The JAK2-STAT3 signaling axis may act as a major pathway for maintaining the pluripotency of mouse iPSCs.,, Leukemia inhibitory factor (LIF), which is involved in activating both JAK2 and STAT3, is also required to maintain the pluripotency of the cells. Specifically, LIF-JAK2-STAT3 signaling is essential for the demethylation and deacetylation of pluripotency-associated gene promoters.,,, resulting in the reprogramming of somatic stem cells and the self-renewal of ESCs.,26, 27, 28 In the present study, THSG enhanced JAK2 and STAT3 expression in DPSCs (Fig. 3A). In addition, the phosphorylated-JAK2 and -STAT3 protein levels peaked when the concentration of THSG was 10 μM (Fig. 3B and C); however, JAK2 inhibitor, AG490 dramatically contained the phosphorylation of the two proteins (Fig. 3D). Thus, THSG not only strengthened the possible process of reprogramming through the JAK2-STAT3 axis, but also possessed the potential to serve as a substitute for LIF.
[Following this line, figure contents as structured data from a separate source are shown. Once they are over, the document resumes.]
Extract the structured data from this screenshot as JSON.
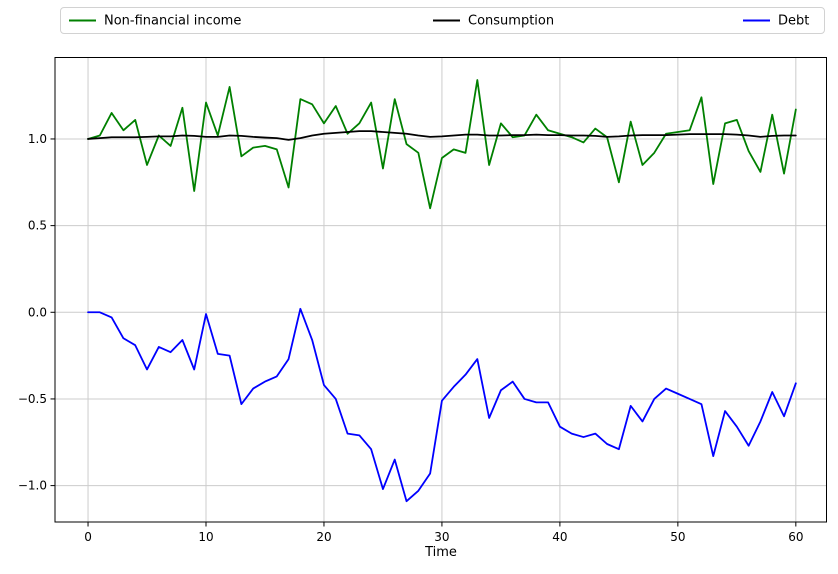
{
  "chart_data": {
    "type": "line",
    "title": "",
    "xlabel": "Time",
    "ylabel": "",
    "grid": true,
    "legend_position": "top",
    "xlim": [
      -2.8,
      62.6
    ],
    "ylim": [
      -1.21,
      1.47
    ],
    "x_ticks": [
      0,
      10,
      20,
      30,
      40,
      50,
      60
    ],
    "y_ticks": [
      1.0,
      0.5,
      0.0,
      -0.5,
      -1.0
    ],
    "y_tick_labels": [
      "1.0",
      "0.5",
      "0.0",
      "−0.5",
      "−1.0"
    ],
    "x": [
      0,
      1,
      2,
      3,
      4,
      5,
      6,
      7,
      8,
      9,
      10,
      11,
      12,
      13,
      14,
      15,
      16,
      17,
      18,
      19,
      20,
      21,
      22,
      23,
      24,
      25,
      26,
      27,
      28,
      29,
      30,
      31,
      32,
      33,
      34,
      35,
      36,
      37,
      38,
      39,
      40,
      41,
      42,
      43,
      44,
      45,
      46,
      47,
      48,
      49,
      50,
      51,
      52,
      53,
      54,
      55,
      56,
      57,
      58,
      59,
      60
    ],
    "series": [
      {
        "name": "Non-financial income",
        "color": "#008000",
        "values": [
          1.0,
          1.02,
          1.15,
          1.05,
          1.11,
          0.85,
          1.02,
          0.96,
          1.18,
          0.7,
          1.21,
          1.02,
          1.3,
          0.9,
          0.95,
          0.96,
          0.94,
          0.72,
          1.23,
          1.2,
          1.09,
          1.19,
          1.03,
          1.09,
          1.21,
          0.83,
          1.23,
          0.97,
          0.92,
          0.6,
          0.89,
          0.94,
          0.92,
          1.34,
          0.85,
          1.09,
          1.01,
          1.02,
          1.14,
          1.05,
          1.03,
          1.01,
          0.98,
          1.06,
          1.01,
          0.75,
          1.1,
          0.85,
          0.92,
          1.03,
          1.04,
          1.05,
          1.24,
          0.74,
          1.09,
          1.11,
          0.93,
          0.81,
          1.14,
          0.8,
          1.17
        ]
      },
      {
        "name": "Consumption",
        "color": "#000000",
        "values": [
          1.0,
          1.005,
          1.01,
          1.01,
          1.01,
          1.012,
          1.015,
          1.015,
          1.02,
          1.018,
          1.012,
          1.012,
          1.02,
          1.018,
          1.012,
          1.008,
          1.005,
          0.995,
          1.005,
          1.02,
          1.03,
          1.035,
          1.04,
          1.045,
          1.045,
          1.04,
          1.035,
          1.03,
          1.02,
          1.012,
          1.015,
          1.02,
          1.025,
          1.025,
          1.02,
          1.02,
          1.022,
          1.022,
          1.025,
          1.022,
          1.022,
          1.02,
          1.02,
          1.018,
          1.012,
          1.015,
          1.02,
          1.022,
          1.022,
          1.022,
          1.025,
          1.028,
          1.028,
          1.028,
          1.028,
          1.025,
          1.02,
          1.012,
          1.018,
          1.02,
          1.02
        ]
      },
      {
        "name": "Debt",
        "color": "#0000ff",
        "values": [
          0.0,
          0.0,
          -0.03,
          -0.15,
          -0.19,
          -0.33,
          -0.2,
          -0.23,
          -0.16,
          -0.33,
          -0.01,
          -0.24,
          -0.25,
          -0.53,
          -0.44,
          -0.4,
          -0.37,
          -0.27,
          0.02,
          -0.16,
          -0.42,
          -0.5,
          -0.7,
          -0.71,
          -0.79,
          -1.02,
          -0.85,
          -1.09,
          -1.03,
          -0.93,
          -0.51,
          -0.43,
          -0.36,
          -0.27,
          -0.61,
          -0.45,
          -0.4,
          -0.5,
          -0.52,
          -0.52,
          -0.66,
          -0.7,
          -0.72,
          -0.7,
          -0.76,
          -0.79,
          -0.54,
          -0.63,
          -0.5,
          -0.44,
          -0.47,
          -0.5,
          -0.53,
          -0.83,
          -0.57,
          -0.66,
          -0.77,
          -0.63,
          -0.46,
          -0.6,
          -0.41
        ]
      }
    ],
    "colors": {
      "grid": "#cccccc",
      "axis_border": "#000000",
      "background": "#ffffff"
    }
  }
}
Several risk factors, such as tumorigenesis, could occur during reprogramming in subsequent cell cultures., In the current study, THSG treatment significantly suppressed the expressions of the oncogenes (Ras, HER2, SRC, and C-Sis) in DPSCs, indicating that THSG treatment did not carry the risk of tumorigenesis. These results indicated that THSG-triggered DPSCs may serve as an important and reliable resource for regenerative medicine.

This study provided the preliminary results that THSG might induce pluripotent-like possibility through the STAT3-JAK2 axis in DPSCs, which may be an alternative cell-based therapeutic tactic in regenerative dentistry.

Declaration of Competing Interest

The authors have no conflicts of interest relevant to this article.